Arjuna considère toutefois la pratique du yoga trop difficile : « Car le mental, ô Krishna, est fuyant, fébrile, puissant et tenace; le subjuguer me semble plus ardu que maîtriser le vent. » (33-34) Krishna répond qu’il est certes malaisé de dompter le mental, mais « qu’on y parvient cependant par une pratique constante et par le détachement. » (35)
Arjuna s’enquiert ensuite du sort du yogi qui abandonne avant d’atteindre la perfection (37-39). Krishna de répondre qu’une telle personne, renaissant au sein d’une famille riche, vertueuse ou de sages, reprend sa pratique et, après plusieurs naissances, atteint enfin la perfection (40-45).
La conclusion de ce sixième chapitre – et de l’entière première partie de la Bhagavad-Gîtâ – est énoncée dans les deux derniers versets : « Le yogi est plus haut que l’ascète, le philosophe et ceux qui aspirent aux fruits de leurs actes. En toutes circonstances, sois donc un yogi, ô Arjuna. Et de tous les yogis, celui qui, avec une foi totale, demeure toujours en Moi et M’adore en Me servant avec amour, celui-là est le plus grand, et M’est le plus intimement lié. » (46-47) Le yoga (l’union avec le Suprême) serait ainsi supérieur à l’ascèse (tapasya), l’action intéressée (karma) et l’empirisme (jñâna). Et de toutes les formes de yoga (karma-yoga, jñâna-yoga, astânga-yoga, hatha-yoga, râja-yoga...), le bhakti-yoga (le service de dévotion à Krishna) est dit être le sommet, l’apogée.
- Chapitre 7
Les six premiers chapitres de la Gîtâ ont établi la différence entre l’âme (être vivant) et la matière. L’être (jîva) fut décrit comme une âme spirituelle, apte à s’élever de l’identification à la matière (ahankâra) à la réalisation spirituelle, grâce à diverses formes de yoga (sânkhya, karma, jñâna et astânga). Ceux-ci forment une évolution graduelle qui culmine (à la fin du chapitre six) dans le bhakti-yoga (le service de dévotion). Les chapitre sept à douze, qui composent la partie centrale de la Gîtâ, traitent surtout de Krishna Lui-même (Purusottama, « la Divine Personne Suprême ») et de la relation éternelle entre les jîvas et Lui, fondée sur le bhakti-yoga.

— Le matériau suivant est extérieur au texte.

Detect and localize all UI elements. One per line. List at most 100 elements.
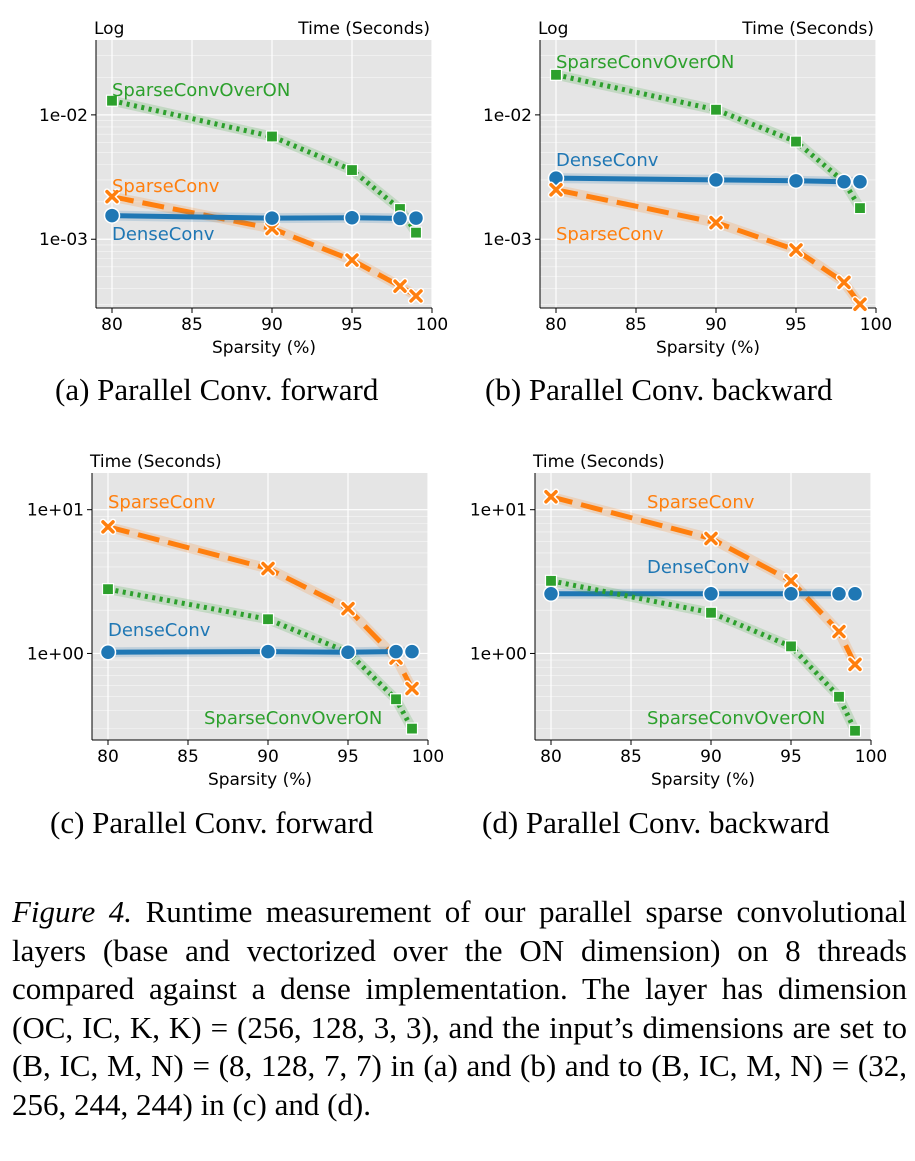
x-tick-label: 90 <box>261 315 283 335</box>
top-right-label: Time (Seconds) <box>297 19 430 39</box>
data-point <box>789 135 803 148</box>
y-tick-label: 1e-03 <box>39 230 88 250</box>
plot-area <box>96 40 432 308</box>
series-label-DenseConv: DenseConv <box>556 150 659 171</box>
data-point <box>782 572 800 590</box>
data-point <box>389 693 403 706</box>
top-left-label: Log <box>94 19 124 39</box>
marker-x <box>549 183 563 197</box>
data-point <box>846 585 864 603</box>
x-tick-label: 80 <box>101 315 123 335</box>
marker-x <box>405 681 419 696</box>
data-point <box>851 296 869 313</box>
data-point <box>542 585 560 603</box>
marker-x <box>837 275 851 290</box>
figure-caption: Figure 4. Runtime measurement of our par… <box>12 893 907 1124</box>
data-point <box>391 210 409 227</box>
y-tick-label: 1e-02 <box>483 106 532 126</box>
series-DenseConv <box>99 643 421 661</box>
data-point <box>105 94 119 107</box>
data-point <box>787 241 805 259</box>
data-point <box>830 585 848 603</box>
x-tick-label: 100 <box>855 747 887 767</box>
data-point <box>391 277 409 295</box>
data-point <box>782 585 800 603</box>
marker-x <box>789 243 803 257</box>
y-tick-label: 1e+01 <box>470 501 527 521</box>
plot-area <box>540 40 876 308</box>
marker-x <box>784 574 798 588</box>
data-point <box>848 724 862 737</box>
data-point <box>707 214 725 231</box>
series-label-SparseConvOverON: SparseConvOverON <box>647 708 825 729</box>
data-point <box>407 209 425 227</box>
data-point <box>407 287 425 305</box>
series-label-SparseConvOverON: SparseConvOverON <box>556 52 734 73</box>
x-tick-label: 85 <box>625 315 647 335</box>
series-DenseConv <box>103 207 425 227</box>
data-point <box>261 613 275 626</box>
data-point <box>339 643 357 661</box>
data-point <box>345 163 359 177</box>
marker-x <box>832 624 846 639</box>
marker-x <box>709 215 723 230</box>
series-DenseConv <box>547 169 869 190</box>
subplot-caption: (c) Parallel Conv. forward <box>50 805 374 840</box>
marker-x <box>261 561 275 576</box>
marker-x <box>345 253 359 267</box>
data-point <box>846 656 864 673</box>
series-label-SparseConvOverON: SparseConvOverON <box>204 708 382 729</box>
top-left-label: Log <box>538 19 568 39</box>
series-SparseConvOverON <box>544 574 862 737</box>
figure-4: 1e-03 1e-02 80 85 90 95 100 Log Time (Seconds) Sp… <box>27 19 892 840</box>
data-point <box>403 643 421 660</box>
x-tick-label: 95 <box>780 747 802 767</box>
series-label-SparseConv: SparseConv <box>108 492 216 513</box>
marker-x <box>105 189 119 204</box>
marker-x <box>848 657 862 672</box>
data-point <box>542 488 560 506</box>
data-point <box>265 130 279 143</box>
data-point <box>830 623 848 640</box>
data-point <box>702 585 720 603</box>
x-tick-label: 85 <box>177 747 199 767</box>
data-point <box>259 643 277 660</box>
x-tick-label: 90 <box>257 747 279 767</box>
marker-x <box>853 297 867 312</box>
series-label-DenseConv: DenseConv <box>647 557 750 578</box>
x-tick-label: 80 <box>540 747 562 767</box>
y-tick-label: 1e-02 <box>39 106 88 126</box>
series-label-SparseConvOverON: SparseConvOverON <box>112 80 290 101</box>
data-point <box>343 251 361 269</box>
data-point <box>702 530 720 547</box>
x-tick-label: 95 <box>341 315 363 335</box>
figure-number: Figure 4. <box>12 894 133 929</box>
series-label-DenseConv: DenseConv <box>112 224 215 245</box>
data-point <box>704 606 718 619</box>
marker-x <box>544 490 558 504</box>
figure-caption-text: Runtime measurement of our parallel spar… <box>12 894 907 1122</box>
x-tick-label: 85 <box>620 747 642 767</box>
data-point <box>709 103 723 116</box>
top-left-label: Time (Seconds) <box>89 452 222 472</box>
data-point <box>409 226 423 239</box>
data-point <box>101 583 115 596</box>
series-label-SparseConv: SparseConv <box>647 492 755 513</box>
x-tick-label: 90 <box>705 315 727 335</box>
data-point <box>835 173 853 190</box>
x-tick-label: 80 <box>97 747 119 767</box>
x-axis-label: Sparsity (%) <box>212 338 316 358</box>
x-axis-label: Sparsity (%) <box>208 770 312 790</box>
plot-area <box>92 473 428 740</box>
x-tick-label: 85 <box>181 315 203 335</box>
top-right-label: Time (Seconds) <box>741 19 874 39</box>
data-point <box>103 188 121 205</box>
chart-panel-d: 1e+00 1e+01 80 85 90 95 100 Time (Seconds) Spars… <box>470 452 887 840</box>
subplot-caption: (b) Parallel Conv. backward <box>485 372 833 407</box>
series-SparseConv <box>547 181 869 313</box>
data-point <box>851 173 869 190</box>
x-tick-label: 95 <box>337 747 359 767</box>
x-tick-label: 100 <box>416 315 448 335</box>
x-tick-label: 100 <box>860 315 892 335</box>
data-point <box>405 722 419 735</box>
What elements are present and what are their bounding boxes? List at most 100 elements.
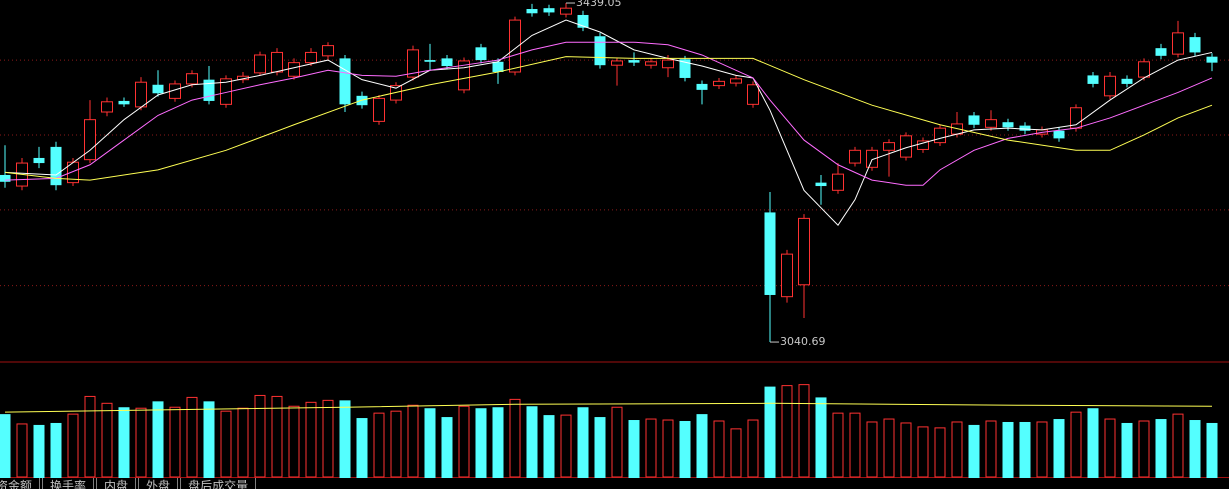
- volume-bar: [1206, 422, 1218, 478]
- volume-bar: [1138, 420, 1150, 478]
- tab[interactable]: 资金额: [0, 478, 41, 489]
- volume-bar: [1070, 411, 1082, 478]
- candle-body: [475, 47, 487, 61]
- candle-body: [186, 73, 198, 85]
- candle-body: [560, 7, 572, 15]
- volume-bar: [254, 394, 266, 478]
- candle-body: [866, 149, 878, 168]
- volume-bar: [0, 414, 11, 478]
- tab[interactable]: 换手率: [42, 478, 95, 489]
- volume-bar: [356, 418, 368, 478]
- volume-bar: [1155, 419, 1167, 478]
- volume-bar: [1036, 421, 1048, 478]
- volume-bar: [968, 424, 980, 478]
- candle-body: [50, 146, 62, 186]
- tab[interactable]: 盘后成交量: [180, 478, 257, 489]
- volume-bar: [594, 417, 606, 478]
- volume-bar: [832, 412, 844, 478]
- candle-body: [1019, 125, 1031, 131]
- candle-body: [662, 59, 674, 69]
- volume-bar: [696, 414, 708, 478]
- volume-bar: [1002, 421, 1014, 478]
- moving-average: [4, 56, 1213, 181]
- tab[interactable]: 内盘: [96, 478, 137, 489]
- volume-bar: [849, 412, 861, 478]
- volume-bar: [152, 401, 164, 478]
- candle-body: [373, 97, 385, 122]
- candle-body: [1189, 37, 1201, 53]
- volume-bar: [305, 401, 317, 478]
- volume-bar: [1087, 408, 1099, 478]
- candle-body: [509, 19, 521, 73]
- volume-bar: [713, 420, 725, 478]
- candle-body: [628, 60, 640, 63]
- volume-bar: [628, 420, 640, 478]
- candle-body: [339, 58, 351, 105]
- volume-bar: [543, 415, 555, 478]
- volume-bar: [883, 418, 895, 478]
- candle-body: [730, 78, 742, 84]
- volume-bar: [33, 424, 45, 478]
- volume-bar: [373, 412, 385, 478]
- volume-bar: [934, 427, 946, 478]
- volume-bar: [322, 399, 334, 478]
- candle-body: [424, 60, 436, 62]
- volume-bar: [764, 386, 776, 478]
- volume-bar: [67, 413, 79, 478]
- volume-bar: [611, 406, 623, 478]
- volume-bar: [730, 428, 742, 478]
- volume-bar: [1189, 420, 1201, 478]
- volume-bar: [747, 419, 759, 478]
- volume-bar: [679, 421, 691, 478]
- candle-body: [543, 8, 555, 13]
- candle-body: [492, 61, 504, 72]
- extreme-label: 3439.05: [576, 0, 622, 9]
- candle-body: [33, 157, 45, 164]
- candle-body: [407, 49, 419, 78]
- volume-bar: [118, 407, 130, 478]
- volume-bar: [407, 404, 419, 478]
- volume-bar: [815, 397, 827, 478]
- candle-body: [832, 173, 844, 191]
- volume-bar: [220, 410, 232, 478]
- volume-bar: [339, 400, 351, 478]
- candle-body: [1121, 78, 1133, 84]
- volume-bar: [662, 419, 674, 478]
- volume-bar: [526, 406, 538, 478]
- volume-bar: [951, 421, 963, 478]
- volume-bar: [390, 410, 402, 478]
- volume-bar: [917, 426, 929, 478]
- candle-body: [135, 81, 147, 108]
- candle-body: [764, 212, 776, 295]
- chart: 3439.05 3040.69: [0, 0, 1229, 478]
- volume-bar: [1053, 419, 1065, 478]
- volume-bar: [866, 421, 878, 478]
- candle-body: [713, 80, 725, 87]
- candle-body: [1087, 75, 1099, 84]
- candle-body: [84, 119, 96, 161]
- candle-body: [526, 9, 538, 14]
- candle-body: [458, 60, 470, 91]
- volume-bar: [288, 405, 300, 478]
- candle-body: [968, 115, 980, 125]
- candle-body: [815, 182, 827, 187]
- tab[interactable]: 外盘: [138, 478, 179, 489]
- candle-body: [798, 217, 810, 286]
- candle-body: [594, 36, 606, 66]
- candle-body: [747, 84, 759, 105]
- volume-bar: [424, 408, 436, 478]
- candle-body: [305, 51, 317, 64]
- volume-bar: [781, 385, 793, 478]
- volume-bar: [84, 395, 96, 478]
- extreme-label: 3040.69: [780, 335, 826, 348]
- volume-bar: [203, 401, 215, 478]
- candle-body: [118, 100, 130, 105]
- volume-average: [4, 402, 1213, 413]
- volume-bar: [441, 417, 453, 478]
- candle-body: [1053, 130, 1065, 139]
- candle-body: [1138, 61, 1150, 78]
- moving-average: [4, 41, 1213, 186]
- candle-body: [696, 83, 708, 90]
- volume-bar: [169, 406, 181, 478]
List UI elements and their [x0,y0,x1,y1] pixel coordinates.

Le septième chapitre traite de la connaissance de Krishna, la façon d’acquérir ce savoir et le résultat final d’une telle acquisition. Les trois premiers versets servent de prélude où Krishna dit en essence : « La dévotion apporte la pleine connaissance de Ma Personne. Dans sa totalité, Je te révélerai la connaissance du matériel et du spirituel, bien qu’il soit rare de Me connaître en vérité. » Krishna commence par définir Ses deux principales énergies : l’énergie « inférieure » (la matière ou aparâ prakriti), formée de huit éléments, et Son énergie « supérieure » (l’énergie spirituelle ou parâ prakriti), composée des jîvas maintenant empêtrés dans la matière (4-5). Il est « l’origine et la dissolution » des deux énergies, la Vérité Suprême (6-7). Krishna décrit ensuite comment Il Se manifeste dans tout phénomène : Il est « la saveur de l’eau, la lumière du soleil et de la lune... l’intelligence de l’intelligent »... (8-12) Il existe quatre ordres de vertueux qui s’abandonnent à Lui et quatre sortes d’athées qui n’en font rien (15-18). Les sages, sachant qu’Il est tout ainsi que la cause suprême, s’en remettent à Lui (19). Les sots (matérialistes), par contre, se vouent aux dévas en vue de bienfaits immédiats, mais limités et éphémères (20-23). Sans intelligence aussi sont ceux qui considèrent la forme personnelle de Krishna comme étant matérielle, forme qui – voilée par yoga-mâyâ, Sa puissance personnelle – ne leur est jamais visible (24-26). Dans les quatre derniers versets, Krishna conclut que les êtres vertueux et intelligents, aspirant à l’affranchissement des chaînes de la matière, cherchent refuge en Lui par le service de dévotion, sachant qu’Il est le Seigneur Suprême. Ces personnes, dit Krishna, « peuvent, le mental fixe, même à l’instant de mourir, Me saisir et Me connaître. » (27-30)
- Chapitre 8
Ce huitième chapitre de la Gîtâ traite presque exclusivement de l’instant de la mort – l’heure où le jîva quitte son corps matériel. Au début du chapitre, Arjuna pose sept questions à Krishna : « Qu’est-ce que le Brahman ? Qu’est-ce que le soi, l’âtmâ ? Qu’est-ce que le karma ? Que faut-il entendre par la manifestation matérielle, et que sont les dévas ? O mon Seigneur, ô Personne Suprême, dis-le moi, je T’en prie. Où, et comment, vit-Il dans le corps, le maître du sacrifice, ô Madhusûdan ? Et comment, au moment de la mort, celui qui Te sert avec amour Te connaîtra-t-il ? » (1-2) Krishna répond brièvement (3-4), car Il a déja abordé ces thèmes de façon détaillée. Sa réponse à la dernière question, toutefois, s’étend jusqu’à la fin du chapitre.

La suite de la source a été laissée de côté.